We will investigate your complaint and provide you with a response as soon as possible and within 30 calendar days of receiving your complaint (or as otherwise required by our legal obligations or such longer period as agreed by you in writing). We will provide you with status updates regarding your request, as required. 

After we have completed our enquiries, we will contact you in writing to advise the outcome and invite a response from you. 

If you have a complaint about how we handle your personal information and you feel Orygen has not resolved your issue or complaint to your satisfaction, then you can escalate your privacy concern and you have the right to make a complaint to the relevant privacy or data protection regulator or authority (for example in the place you reside or where you believe Orygen has breached your rights) or access an external dispute resolution scheme.  

If you are based in Australia: 

Office of the Australian Information Commissioner Online: www.oaic.gov.au/privacy 

Phone: 1300 363 992 

In respect of any complaints relating to health information in Victoria:  

Victorian Health Complaints Commissioner 

Online: https://hcc.vic.gov.au/ Phone: 1300 582 113 

If you are based in a country other than Australia, you will need to contact the privacy or data protection regulator or authority that regulates privacy of your data. 

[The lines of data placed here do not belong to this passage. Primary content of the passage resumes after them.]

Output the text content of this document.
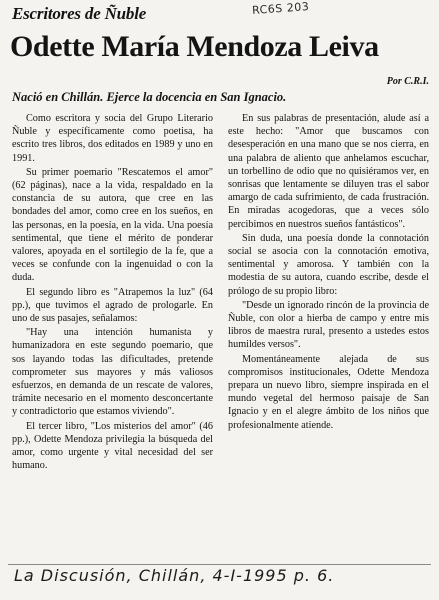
Escritores de Ñuble	RC6S 203
Odette María Mendoza Leiva
Por C.R.I.
Nació en Chillán. Ejerce la docencia en San Ignacio.

Como escritora y socia del Grupo Literario Ñuble y específicamente como poetisa, ha escrito tres libros, dos editados en 1989 y uno en 1991.

Su primer poemario "Rescatemos el amor" (62 páginas), nace a la vida, respaldado en la constancia de su autora, que cree en las bondades del amor, como cree en los sueños, en las personas, en la poesía, en la vida. Una poesía sentimental, que tiene el mérito de ponderar valores, apoyada en el sortilegio de la fe, que a veces se confunde con la ingenuidad o con la duda.

El segundo libro es "Atrapemos la luz" (64 pp.), que tuvimos el agrado de prologarle. En uno de sus pasajes, señalamos:

"Hay una intención humanista y humanizadora en este segundo poemario, que sos layando todas las dificultades, pretende comprometer sus mayores y más valiosos esfuerzos, en demanda de un rescate de valores, trámite necesario en el momento desconcertante y contradictorio que estamos viviendo".

El tercer libro, "Los misterios del amor" (46 pp.), Odette Mendoza privilegia la búsqueda del amor, como urgente y vital necesidad del ser humano.

En sus palabras de presentación, alude así a este hecho: "Amor que buscamos con desesperación en una mano que se nos cierra, en una palabra de aliento que anhelamos escuchar, un torbellino de odio que no quisiéramos ver, en sonrisas que lentamente se diluyen tras el sabor amargo de cada sufrimiento, de cada frustración. En miradas acogedoras, que a veces sólo percibimos en nuestros sueños fantásticos".

Sin duda, una poesía donde la connotación social se asocia con la connotación emotiva, sentimental y amorosa. Y también con la modestia de su autora, cuando escribe, desde el prólogo de su propio libro:

"Desde un ignorado rincón de la provincia de Ñuble, con olor a hierba de campo y entre mis libros de maestra rural, presento a ustedes estos humildes versos".

Momentáneamente alejada de sus compromisos institucionales, Odette Mendoza prepara un nuevo libro, siempre inspirada en el mundo vegetal del hermoso paisaje de San Ignacio y en el alegre ámbito de los niños que profesionalmente atiende.

La Discusión, Chillán, 4-I-1995 p. 6.
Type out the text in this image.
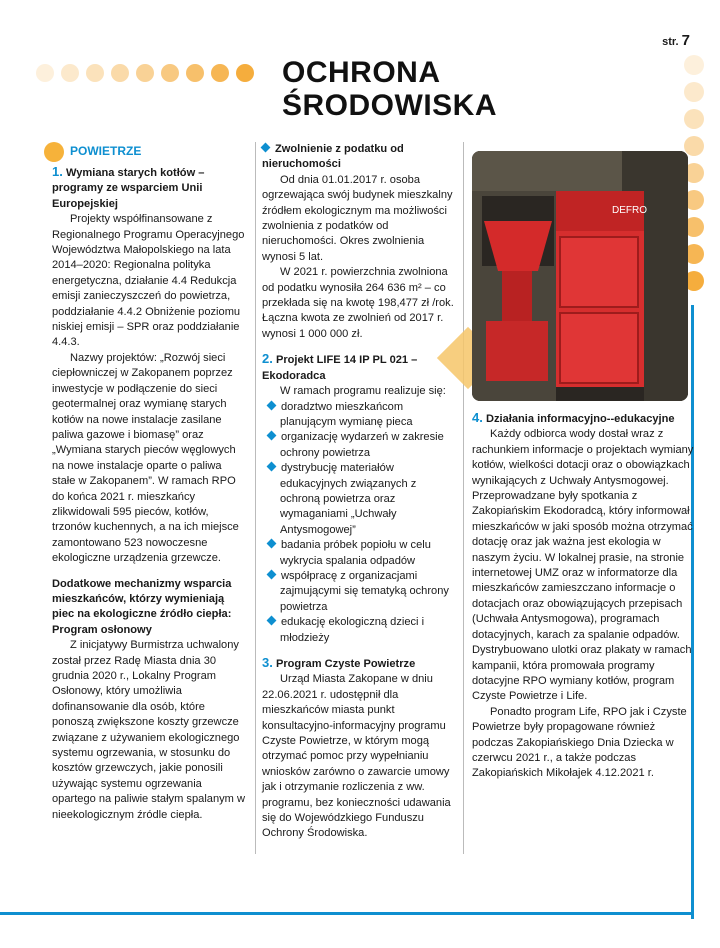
str. 7
OCHRONA
ŚRODOWISKA
POWIETRZE

1. Wymiana starych kotłów – programy ze wsparciem Unii Europejskiej

Projekty współfinansowane z Regionalnego Programu Operacyjnego Województwa Małopolskiego na lata 2014–2020: Regionalna polityka energetyczna, działanie 4.4 Redukcja emisji zanieczyszczeń do powietrza, poddziałanie 4.4.2 Obniżenie poziomu niskiej emisji – SPR oraz poddziałanie 4.4.3.

Nazwy projektów: „Rozwój sieci ciepłowniczej w Zakopanem poprzez inwestycje w podłączenie do sieci geotermalnej oraz wymianę starych kotłów na nowe instalacje zasilane paliwa gazowe i biomasę” oraz „Wymiana starych pieców węglowych na nowe instalacje oparte o paliwa stałe w Zakopanem”. W ramach RPO do końca 2021 r. mieszkańcy zlikwidowali 595 pieców, kotłów, trzonów kuchennych, a na ich miejsce zamontowano 523 nowoczesne ekologiczne urządzenia grzewcze.

Dodatkowe mechanizmy wsparcia mieszkańców, którzy wymieniają piec na ekologiczne źródło ciepła:

Program osłonowy

Z inicjatywy Burmistrza uchwalony został przez Radę Miasta dnia 30 grudnia 2020 r., Lokalny Program Osłonowy, który umożliwia dofinansowanie dla osób, które ponoszą zwiększone koszty grzewcze związane z używaniem ekologicznego systemu ogrzewania, w stosunku do kosztów grzewczych, jakie ponosili używając systemu ogrzewania opartego na paliwie stałym spalanym w nieekologicznym źródle ciepła.

Zwolnienie z podatku od nieruchomości

Od dnia 01.01.2017 r. osoba ogrzewająca swój budynek mieszkalny źródłem ekologicznym ma możliwości zwolnienia z podatków od nieruchomości. Okres zwolnienia wynosi 5 lat.

W 2021 r. powierzchnia zwolniona od podatku wynosiła 264 636 m² – co przekłada się na kwotę 198,477 zł /rok. Łączna kwota ze zwolnień od 2017 r. wynosi 1 000 000 zł.

2. Projekt LIFE 14 IP PL 021 – Ekodoradca

W ramach programu realizuje się:

doradztwo mieszkańcom planującym wymianę pieca

organizację wydarzeń w zakresie ochrony powietrza

dystrybucję materiałów edukacyjnych związanych z ochroną powietrza oraz wymaganiami „Uchwały Antysmogowej”

badania próbek popiołu w celu wykrycia spalania odpadów

współpracę z organizacjami zajmującymi się tematyką ochrony powietrza

edukację ekologiczną dzieci i młodzieży

3. Program Czyste Powietrze

Urząd Miasta Zakopane w dniu 22.06.2021 r. udostępnił dla mieszkańców miasta punkt konsultacyjno-informacyjny programu Czyste Powietrze, w którym mogą otrzymać pomoc przy wypełnianiu wniosków zarówno o zawarcie umowy jak i otrzymanie rozliczenia z ww. programu, bez konieczności udawania się do Wojewódzkiego Funduszu Ochrony Środowiska.

DEFRO

4. Działania informacyjno--edukacyjne

Każdy odbiorca wody dostał wraz z rachunkiem informacje o projektach wymiany kotłów, wielkości dotacji oraz o obowiązkach wynikających z Uchwały Antysmogowej. Przeprowadzane były spotkania z Zakopiańskim Ekodoradcą, który informował mieszkańców w jaki sposób można otrzymać dotację oraz jak ważna jest ekologia w naszym życiu. W lokalnej prasie, na stronie internetowej UMZ oraz w informatorze dla mieszkańców zamieszczano informacje o dotacjach oraz obowiązujących przepisach (Uchwała Antysmogowa), programach dotacyjnych, karach za spalanie odpadów. Dystrybuowano ulotki oraz plakaty w ramach kampanii, która promowała programy dotacyjne RPO wymiany kotłów, program Czyste Powietrze i Life.

Ponadto program Life, RPO jak i Czyste Powietrze były propagowane również podczas Zakopiańskiego Dnia Dziecka w czerwcu 2021 r., a także podczas Zakopiańskich Mikołajek 4.12.2021 r.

13. CONTACTING ORYGEN – ENQUIRIES OR COMPLAINTS 

If you have any enquiries about this Privacy Policy, or a complaint about the way Orygen has handled your personal information, please contact Orygen’s Privacy Officer (who is also Orygen’s Data Protection Officer for GDPR purposes) at: 

Privacy Officer Locked Bag 10 

Parkville VIC 3052 

Email: [email protected] 

Phone: +61 3 9966 9100 and ask to speak with Orygen’s Privacy Officer 

14. CHANGES TO THIS PRIVACY POLICY 

Orygen will notify consumers, young people and users of Orygen’s services and website, and where relevant, their families and carers, of changes to this Privacy Policy from time to time, in a timely and comprehensible way. The revised version will be published on our website and promoted on our website and external public-facing platforms, and in some cases where appropriate, Orygen may also notify consumers, young people and users of Orygen’s services, and where relevant, their families and carers, of such changes directly. Any changes will take effect immediately from the date of publication.